Judicialis Rechtsprechung

Mit der integrierten Volltextsuche, die vom Suchmaschinenhersteller "Google" zur Verfügung gestellt wird, lassen sich alle Entscheidungen durchsuchen. Dabei können Sie Sonderzeichen und spezielle Wörter verwenden, um genauere Suchergebnisse zu erhalten:

Zurück

Beginn der Entscheidung

Gericht: Finanzgericht Hessen
Beschluss verkündet am 28.01.2009
Aktenzeichen: 7 Ko 3125/08
Rechtsgebiete: GKG


Vorschriften:

GKG § 52 Abs. 1
GKG § 53 Abs. 3 Nr. 3
Diese Entscheidung enthält keinen zur Veröffentlichung bestimmten Leitsatz.
HESSISCHES FINANZGERICHT BESCHLUSS

Geschäftsnummer: 7 Ko 3125/08

In dem Rechtsstreit

wegen Erinnerung gegen den Kostenfestsetzungsbeschluss v. 16.10.2008 i.S. 7 V 783/08

hat der 7. Senat des Hessischen Finanzgerichts am 28. Januar 2009 beschlossen:

Tenor:

Die Erinnerung wird zurückgewiesen.

Gründe:

I.

Der Erinnerungsführer (Ef.) wendet sich u.a. gegen die Bemessung des Streitwerts im Verfahren der Aussetzung der Vollziehung (AdV) mit 10 v.H. des Betrags, dessen Aussetzung begehrt wird.

Der Ef. hatte mit Schriftsatz seines Bevollmächtigten vom 24.03.2008 die AdV der Umsatzsteuerbescheide, Einkommensteueränderungsbescheide und Gewerbesteuermessbescheide 2002-2004 vom 22.01.2008 beantragt. In der Antragsschrift hatte er als auszusetzenden Betrag bei der Umsatzsteuer jeweils die Summe der zu zahlenden Steuer und der Zinsen zur Steuer und bei der Einkommensteuer jeweils den in dem jeweiligen Leistungsgebot angegebenen Gesamtbetrag aus Steuer, Zinsen zur Steuer, Kirchensteuer und Solidaritätszuschlag angegeben.

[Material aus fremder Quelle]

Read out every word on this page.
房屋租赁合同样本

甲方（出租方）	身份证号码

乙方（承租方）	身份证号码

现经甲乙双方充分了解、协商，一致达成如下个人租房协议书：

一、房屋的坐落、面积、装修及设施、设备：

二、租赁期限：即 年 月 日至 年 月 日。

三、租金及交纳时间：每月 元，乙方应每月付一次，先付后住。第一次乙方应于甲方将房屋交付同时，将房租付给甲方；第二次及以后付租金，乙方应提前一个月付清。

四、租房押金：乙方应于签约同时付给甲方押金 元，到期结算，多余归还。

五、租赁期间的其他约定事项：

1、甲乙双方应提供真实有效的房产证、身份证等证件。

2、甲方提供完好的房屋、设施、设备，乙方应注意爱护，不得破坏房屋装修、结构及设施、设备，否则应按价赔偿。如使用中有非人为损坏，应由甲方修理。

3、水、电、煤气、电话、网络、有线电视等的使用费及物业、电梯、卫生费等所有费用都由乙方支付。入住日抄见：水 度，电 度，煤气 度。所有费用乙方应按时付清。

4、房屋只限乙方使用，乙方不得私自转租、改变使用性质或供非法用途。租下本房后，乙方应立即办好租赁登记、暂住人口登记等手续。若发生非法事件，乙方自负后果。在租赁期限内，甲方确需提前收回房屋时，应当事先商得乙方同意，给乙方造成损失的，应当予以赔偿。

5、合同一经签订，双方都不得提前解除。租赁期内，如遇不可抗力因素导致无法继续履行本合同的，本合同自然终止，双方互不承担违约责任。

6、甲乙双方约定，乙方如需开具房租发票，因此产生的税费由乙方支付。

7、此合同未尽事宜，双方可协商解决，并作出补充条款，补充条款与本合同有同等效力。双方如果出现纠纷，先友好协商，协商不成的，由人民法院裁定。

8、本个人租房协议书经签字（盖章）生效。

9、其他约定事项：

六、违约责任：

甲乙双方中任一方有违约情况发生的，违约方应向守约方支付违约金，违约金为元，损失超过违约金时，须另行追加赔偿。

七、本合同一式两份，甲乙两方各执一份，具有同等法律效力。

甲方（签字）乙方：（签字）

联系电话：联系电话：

Bei der Berechnung des Streitwerts berücksichtigte die Urkundsbeamtin lediglich die Steuerbeträge und setzte in dem Kostenfestsetzungsbeschluss vom 16.10.2008 hiervon 10 % als Streitwert an. Die Einzelbeträge wurden auf Seite 3 des Kostenfestsetzungsbeschlusses aufgelistet. Außerdem wurde die neueste Entscheidung des Bundesfinanzhofs (BFH) mit Fundstelle angegeben, wonach im AdV-Verfahren der Streitwert mit 10 v.H. des auszusetzenden Betrags zu bemessen ist.

Mit seiner Erinnerung vom 30.10.2008 macht der Ef. geltend, aus dem Kostenfestsetzungsbeschluss ergebe sich nicht, wie sich der Streitwert zusammensetze.

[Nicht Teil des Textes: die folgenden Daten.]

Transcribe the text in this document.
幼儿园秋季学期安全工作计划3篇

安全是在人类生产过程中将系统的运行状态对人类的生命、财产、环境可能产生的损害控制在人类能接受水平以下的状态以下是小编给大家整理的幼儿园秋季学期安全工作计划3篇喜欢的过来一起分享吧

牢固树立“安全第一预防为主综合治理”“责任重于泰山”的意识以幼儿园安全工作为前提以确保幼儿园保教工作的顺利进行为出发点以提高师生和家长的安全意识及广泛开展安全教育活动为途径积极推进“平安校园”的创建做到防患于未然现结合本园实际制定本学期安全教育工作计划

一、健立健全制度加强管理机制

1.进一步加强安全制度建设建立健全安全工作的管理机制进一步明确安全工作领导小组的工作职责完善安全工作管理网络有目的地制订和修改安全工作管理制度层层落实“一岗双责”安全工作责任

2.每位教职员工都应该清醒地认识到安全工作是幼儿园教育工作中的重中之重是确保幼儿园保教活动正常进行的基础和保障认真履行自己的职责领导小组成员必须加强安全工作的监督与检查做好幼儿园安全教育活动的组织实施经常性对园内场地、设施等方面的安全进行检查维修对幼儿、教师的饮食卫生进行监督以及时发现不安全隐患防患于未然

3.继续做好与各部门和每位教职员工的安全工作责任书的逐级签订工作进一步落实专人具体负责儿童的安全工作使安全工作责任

Außerdem seien in den Streitwert auch die Kirchensteuer und der Solidaritätszuschlag einzubeziehen, weil dies dem umfassenden Antrag in der Antragsschrift vom 24.03.2008 entspreche. Der Gesamtbetrag sei zudem "Gegenstand des Durchsuchungsbeschlusses" bei dem Amtsgericht A, weshalb es notwendig gewesen sei, die Kirchensteuer und den Solidaritätszuschlag bei der AdVAntragstellung und bei der Streitwertbemessung mit zu berücksichtigen. Der Ef. zitierte aus einem (nicht vorgelegten) Gutachten der Steuerberaterkammer Rheinland-Pfalz vom 06.06.2008, wo die Auffassung vertreten wird, das finanzielle Interesse des Steuerpflichtigen erstrecke sich auch auf die von der Steuer prozentual abhängige Kirchensteuer und den Solidaritätszuschlag.

Der Ansatz von lediglich 10 % des Streitwerts der Hauptsache spiegele nicht die Zinsersparnis wider. Das finanzielle Interesse eines Antragstellers im AdV-Verfahren lasse sich vor allem in einer möglichen Zinsersparnis ausdrücken, wobei 10 % den heutigen Marktverhältnissen nicht mehr gerecht würden. Ferner setzten die Verwaltungsgerichte 25 % des Hauptsachestreitwerts an. Es sollte gerichtsübergreifend einheitlich verfahren werden.

Der Erinnerungsführer beantragt sinngemäß,

den Kostenfestsetzungsbeschluss vom 16.10.2008 7 V 783/08 dahin gehend zu ändern, dass bei der Streitwertermittlung die Folgesteuern (Kirchensteuer, Solidaritätszuschlag) einbezogen und 25 v.H. des so ermittelten Hauptsachestreitwerts angesetzt werden.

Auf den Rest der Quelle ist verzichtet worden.